Should John McDonnell, in Hayes and Harlington, be concerned that his party’s nuanced, constructively ambiguous position will not be tolerated by voters?

Not really. Elections are a concerto played on a cowbell, every vote a careful weighing up of passions and priorities, of concerns and contradictions, expressed through the blunt instrument of a cross in a box, those crosses adding up to something that looks vaguely like national opinion. If Remain voters in Hayes and Harlington do not like Labour’s constructive ambiguity on Brexit, will they articulate this by voting Conservative? It seems unlikely.

Will Leave-turned-Remain voters in Uxbridge and Surrey express their change of heart by seeking to propel Jeremy Corbyn into No 10? This is more plausible, but again, difficult.

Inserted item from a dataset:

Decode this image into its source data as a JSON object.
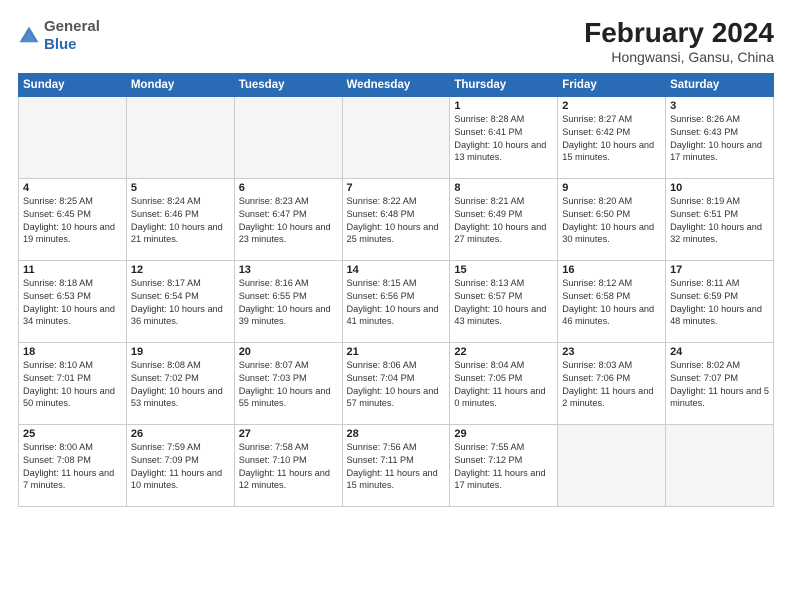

That nothing frontline politicians in any party currently do appears capable of shifting the dial of opinion polls more than one or two percentage points reflects the intransigent stalemate generated by two political parties that have retreated simultaneously to their fringes.

It is often argued that the EU referendum was so much more than a vote on EU membership. It was “left behind Britain” making its voice heard. It was saying “no to austerity”. It was a mass articulation of concerns about mass immigration, even though the majority of UK immigration, then as now, still comes from outside the EU.

Indeed, the most memorable slogan of the entire EU referendum campaign tacitly confirms that EU membership is not something people cared all that much about. “We sent the EU £350m a week,” it said, down the side of a bus. “Let’s spend it on the NHS instead.”

If the NHS was flush with cash, a sparkling, unqualified success story, the Leave campaign would have needed a different slogan. It might very well have lost.

If nothing can be done to prevent a single issue referendum serving as a proxy contest for other resentments, the idea of a general election, between the current iterations of Tory and Labour, would be fought even principally on the issue of the EU is fanciful.

Leave-supporting Labour constituencies turning to Remain will not worry the Labour party in the slightest.

The government’s terrible handling of an already close to impossible task has made the deeply undesirable prospect of a second referendum increasingly necessary. A general election would not answer the question, at all. In fact it would only complicate the issue further.